Last night, I mentioned to my roommate (who’s a mathematician) the fact that some realist philosophers of mathematics have (perhaps in a tongue-in-cheek kind of way) used the infinitude of primes to argue for the existence of mathematical entities. After all, if there are infinitely many primes, then there are primes, and primes are numbers, so there are numbers.
As might be expected, he was unimpressed, and suggested there was some sort of ambiguity in these existence claims. He wanted to push the idea that mathematically speaking, all that it means for a statement to be true (in particular, an existence statement) is that it be provable from the relevant axioms. I was eventually able to argue him out of this position, but it was surprisingly harder than expected, and made major use of the Gödel and Löwenheim-Skolem-Tarski theorems.

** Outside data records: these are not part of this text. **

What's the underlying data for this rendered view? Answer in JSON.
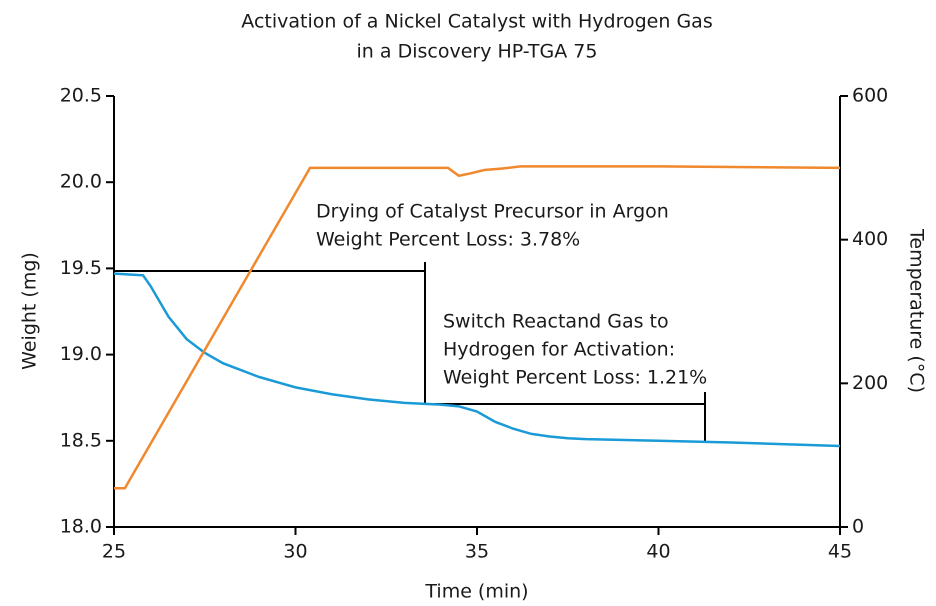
{
  "chart_data": {
    "type": "line",
    "title": [
      "Activation of a Nickel Catalyst with Hydrogen Gas",
      "in a Discovery HP-TGA 75"
    ],
    "xlabel": "Time (min)",
    "ylabel": "Weight (mg)",
    "y2label": "Temperature (°C)",
    "xlim": [
      25,
      45
    ],
    "xticks": [
      25,
      30,
      35,
      40,
      45
    ],
    "ylim": [
      18.0,
      20.5
    ],
    "yticks": [
      {
        "value": 18.0,
        "label": "18.0"
      },
      18.5,
      {
        "value": 19.0,
        "label": "19.0"
      },
      19.5,
      {
        "value": 20.0,
        "label": "20.0"
      },
      20.5
    ],
    "y2lim": [
      0,
      600
    ],
    "y2ticks": [
      0,
      200,
      400,
      600
    ],
    "series": [
      {
        "color": "#1a9ad6",
        "x": [
          25,
          25.8,
          26,
          26.5,
          27,
          27.5,
          28,
          29,
          30,
          31,
          32,
          33,
          34,
          34.5,
          35,
          35.5,
          36,
          36.5,
          37,
          37.5,
          38,
          40,
          42,
          45
        ],
        "values": [
          19.47,
          19.46,
          19.4,
          19.22,
          19.09,
          19.01,
          18.95,
          18.87,
          18.81,
          18.77,
          18.74,
          18.72,
          18.71,
          18.7,
          18.67,
          18.61,
          18.57,
          18.54,
          18.525,
          18.515,
          18.51,
          18.5,
          18.49,
          18.47
        ]
      },
      {
        "color": "#f0882e",
        "axis": "y2",
        "x": [
          25,
          25.3,
          30.4,
          34.2,
          34.5,
          34.8,
          35.2,
          35.7,
          36.2,
          40,
          45
        ],
        "values": [
          54,
          54,
          500,
          500,
          489,
          492,
          497,
          499,
          502,
          502,
          500
        ]
      }
    ],
    "annotations": [
      [
        "Drying of Catalyst Precursor in Argon",
        "Weight Percent Loss: 3.78%"
      ],
      [
        "Switch Reactand Gas to",
        "Hydrogen for Activation:",
        "Weight Percent Loss: 1.21%"
      ]
    ]
  }
}
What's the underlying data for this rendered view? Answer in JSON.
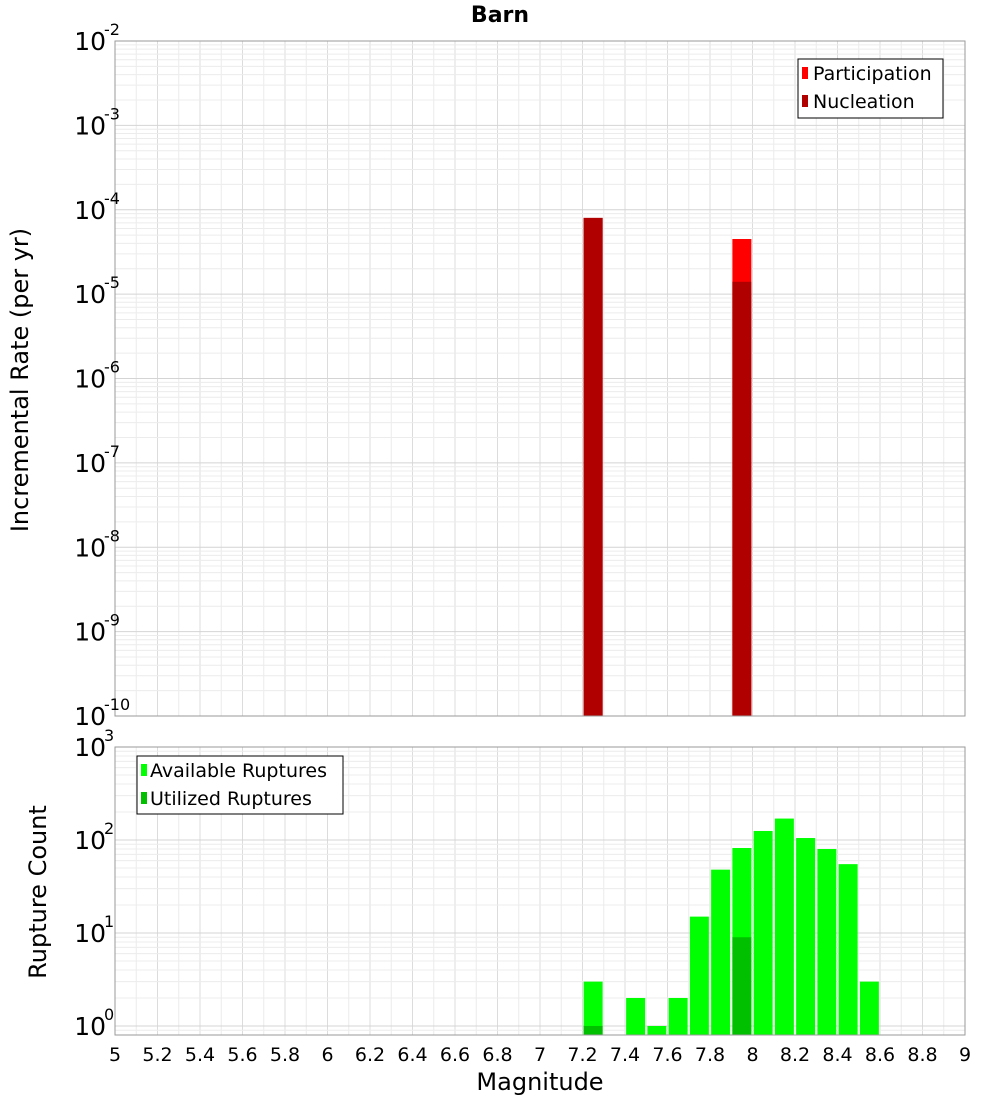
{
  "chart_data": [
    {
      "type": "bar",
      "title": "Barn",
      "ylabel": "Incremental Rate (per yr)",
      "xlabel": "",
      "y_scale": "log",
      "ylim": [
        1e-10,
        0.01
      ],
      "xlim": [
        5,
        9
      ],
      "y_tick_bases": [
        "10",
        "10",
        "10",
        "10",
        "10",
        "10",
        "10",
        "10",
        "10"
      ],
      "y_tick_exponents": [
        "-10",
        "-9",
        "-8",
        "-7",
        "-6",
        "-5",
        "-4",
        "-3",
        "-2"
      ],
      "y_tick_values": [
        1e-10,
        1e-09,
        1e-08,
        1e-07,
        1e-06,
        1e-05,
        0.0001,
        0.001,
        0.01
      ],
      "grid": true,
      "legend_position": "top-right",
      "series": [
        {
          "name": "Participation",
          "color": "#ff0000",
          "x": [
            7.25,
            7.95
          ],
          "values": [
            8e-05,
            4.5e-05
          ]
        },
        {
          "name": "Nucleation",
          "color": "#b00000",
          "x": [
            7.25,
            7.95
          ],
          "values": [
            8e-05,
            1.4e-05
          ]
        }
      ]
    },
    {
      "type": "bar",
      "title": "",
      "ylabel": "Rupture Count",
      "xlabel": "Magnitude",
      "y_scale": "log",
      "ylim": [
        0.8,
        1000
      ],
      "xlim": [
        5,
        9
      ],
      "y_tick_bases": [
        "10",
        "10",
        "10",
        "10"
      ],
      "y_tick_exponents": [
        "0",
        "1",
        "2",
        "3"
      ],
      "y_tick_values": [
        1,
        10,
        100,
        1000
      ],
      "x_tick_labels": [
        "5",
        "5.2",
        "5.4",
        "5.6",
        "5.8",
        "6",
        "6.2",
        "6.4",
        "6.6",
        "6.8",
        "7",
        "7.2",
        "7.4",
        "7.6",
        "7.8",
        "8",
        "8.2",
        "8.4",
        "8.6",
        "8.8",
        "9"
      ],
      "x_tick_values": [
        5,
        5.2,
        5.4,
        5.6,
        5.8,
        6,
        6.2,
        6.4,
        6.6,
        6.8,
        7,
        7.2,
        7.4,
        7.6,
        7.8,
        8,
        8.2,
        8.4,
        8.6,
        8.8,
        9
      ],
      "grid": true,
      "legend_position": "top-left",
      "series": [
        {
          "name": "Available Ruptures",
          "color": "#00ff00",
          "x": [
            7.25,
            7.45,
            7.55,
            7.65,
            7.75,
            7.85,
            7.95,
            8.05,
            8.15,
            8.25,
            8.35,
            8.45,
            8.55
          ],
          "values": [
            3,
            2,
            1,
            2,
            15,
            48,
            82,
            125,
            170,
            105,
            80,
            55,
            3
          ]
        },
        {
          "name": "Utilized Ruptures",
          "color": "#00c000",
          "x": [
            7.25,
            7.95
          ],
          "values": [
            1,
            9
          ]
        }
      ]
    }
  ]
}
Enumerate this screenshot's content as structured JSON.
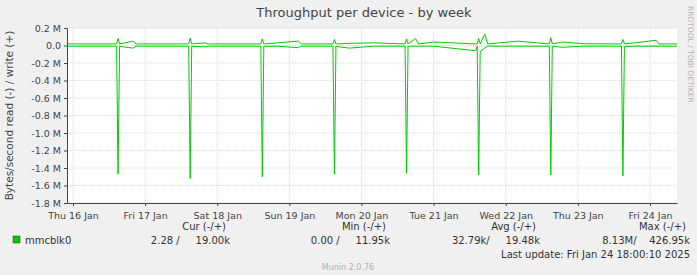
{
  "chart_data": {
    "type": "line",
    "title": "Throughput per device - by week",
    "y_label": "Bytes/second read (-) / write (+)",
    "x": [
      -2,
      14.5,
      15,
      15.5,
      20,
      21,
      22,
      26,
      38.5,
      39,
      39.5,
      44,
      45,
      62.5,
      63,
      63.5,
      68,
      75,
      76,
      86.5,
      87,
      87.5,
      92,
      100,
      110.5,
      111,
      111.5,
      114,
      115,
      120,
      134,
      134.5,
      135,
      135.5,
      137,
      138,
      148,
      158.5,
      159,
      159.5,
      163,
      170,
      182.5,
      183,
      183.5,
      188,
      194,
      195,
      201
    ],
    "series": [
      {
        "name": "mmcblk0",
        "color": "#00cc00",
        "values": [
          18000,
          18000,
          80000,
          18000,
          50000,
          18000,
          18000,
          18000,
          18000,
          85000,
          18000,
          30000,
          18000,
          18000,
          75000,
          18000,
          30000,
          50000,
          18000,
          18000,
          70000,
          18000,
          25000,
          30000,
          18000,
          75000,
          18000,
          80000,
          18000,
          40000,
          18000,
          18000,
          80000,
          18000,
          130000,
          18000,
          50000,
          18000,
          90000,
          18000,
          40000,
          20000,
          18000,
          70000,
          18000,
          35000,
          60000,
          18000,
          18000
        ],
        "stats": [
          "2.28 /     19.00k",
          "0.00 /     11.95k",
          "32.79k/     19.48k",
          "8.13M/    426.95k"
        ]
      },
      {
        "color": "#00cc00",
        "values": [
          -8000,
          -8000,
          -1470000,
          -10000,
          -30000,
          -8000,
          -8000,
          -8000,
          -8000,
          -1520000,
          -10000,
          -15000,
          -8000,
          -8000,
          -1500000,
          -10000,
          -8000,
          -25000,
          -8000,
          -8000,
          -1470000,
          -10000,
          -30000,
          -8000,
          -8000,
          -1460000,
          -10000,
          -8000,
          -8000,
          -8000,
          -60000,
          -8000,
          -1480000,
          -70000,
          -30000,
          -8000,
          -8000,
          -8000,
          -1480000,
          -10000,
          -20000,
          -8000,
          -8000,
          -1490000,
          -10000,
          -8000,
          -8000,
          -8000,
          -8000
        ]
      }
    ],
    "xlim": [
      -2,
      201
    ],
    "xticks": [
      {
        "value": 0,
        "label": "Thu 16 Jan"
      },
      {
        "value": 24,
        "label": "Fri 17 Jan"
      },
      {
        "value": 48,
        "label": "Sat 18 Jan"
      },
      {
        "value": 72,
        "label": "Sun 19 Jan"
      },
      {
        "value": 96,
        "label": "Mon 20 Jan"
      },
      {
        "value": 120,
        "label": "Tue 21 Jan"
      },
      {
        "value": 144,
        "label": "Wed 22 Jan"
      },
      {
        "value": 168,
        "label": "Thu 23 Jan"
      },
      {
        "value": 192,
        "label": "Fri 24 Jan"
      }
    ],
    "ylim": [
      -1800000,
      200000
    ],
    "yticks": [
      {
        "value": 200000,
        "label": "0.2 M"
      },
      {
        "value": 0,
        "label": "0.0"
      },
      {
        "value": -200000,
        "label": "-0.2 M"
      },
      {
        "value": -400000,
        "label": "-0.4 M"
      },
      {
        "value": -600000,
        "label": "-0.6 M"
      },
      {
        "value": -800000,
        "label": "-0.8 M"
      },
      {
        "value": -1000000,
        "label": "-1.0 M"
      },
      {
        "value": -1200000,
        "label": "-1.2 M"
      },
      {
        "value": -1400000,
        "label": "-1.4 M"
      },
      {
        "value": -1600000,
        "label": "-1.6 M"
      },
      {
        "value": -1800000,
        "label": "-1.8 M"
      }
    ],
    "grid": true,
    "legend": "bottom",
    "legend_columns": [
      "Cur (-/+)",
      "Min (-/+)",
      "Avg (-/+)",
      "Max (-/+)"
    ],
    "last_update": "Last update: Fri Jan 24 18:00:10 2025",
    "credit": "Munin 2.0.76",
    "watermark": "RRDTOOL / TOBI OETIKER"
  }
}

The picture that is appealing to the mathematician is that we’re just talking about any old structure that satisfies the axioms, just as is the case when we talk about groups, graphs, or topological spaces. However, I pointed out that the relevant axioms for the natural numbers can’t just be Peano Arithmetic, because we’ll all also accept the arithmetical sentence Con(PA), once we’ve figured out what it’s saying. This generalizes to whatever set of axioms we accept for the natural numbers. As a result, Gödel’s theorem says that we don’t have any particular recursive set of axioms in mind.
To make things worse for the person who wants to think of the natural numbers as just given by some set of axioms, there’s also the fact that we only mean to count the members of the smallest model of PA, not any model. By the LST theorem, any first-order set of axioms that could possibly characterize the natural numbers will also have uncountable models. In order to pick out the ones we really mean, we either have to accept some mathematical class of pre-existing entities (the models of PA, so we can pick out the smallest one), or accept a second-order axiomatization, or give up any distinction between standard and non-standard natural numbers.
Of course, the same argument can be run for set theory, and at this point, accepting a second-order axiomatization causes trouble. Some philosophers might argue a way around this using plural quantification, but at least on its face, it seems that second-order quantification requires a prior commitment to sets, so it can’t underlie set theory. And we really don’t want to admit non-standard models of set theory either, because they give rise to non-standard models of arithmetic, which include certain infinite-sized members as “natural numbers”.
So it seems, for number theory and set theory at least, the mathematician has to admit that something other than just axioms underlies what they’re talking about. I’ve argued that the existence of and agreement on these axioms means that mathematicians don’t often have to think about what’s going on there. And from what I can see so far, the mathematician could take a platonist, fictionalist, or some other standpoint without any trouble. And in fact, most of the reasoning is going on at a high enough level that even if there’s some problem with the axioms (say, ZFC turns out to be inconsistent) this will have almost no effect on most other areas of mathematics, just as a discovery that quantum mechanics doesn’t correctly describe the behavior of subatomic particles will have relatively little effect on biology. But the mathematician can’t insist that existence in mathematics just means provability from the axioms – she can insist on some distinction between mathematical existence and ordinary physical existence, but it will be something like the minor distinction that the platonist recognizes, or possibly something like the distinction between real and fictional existence.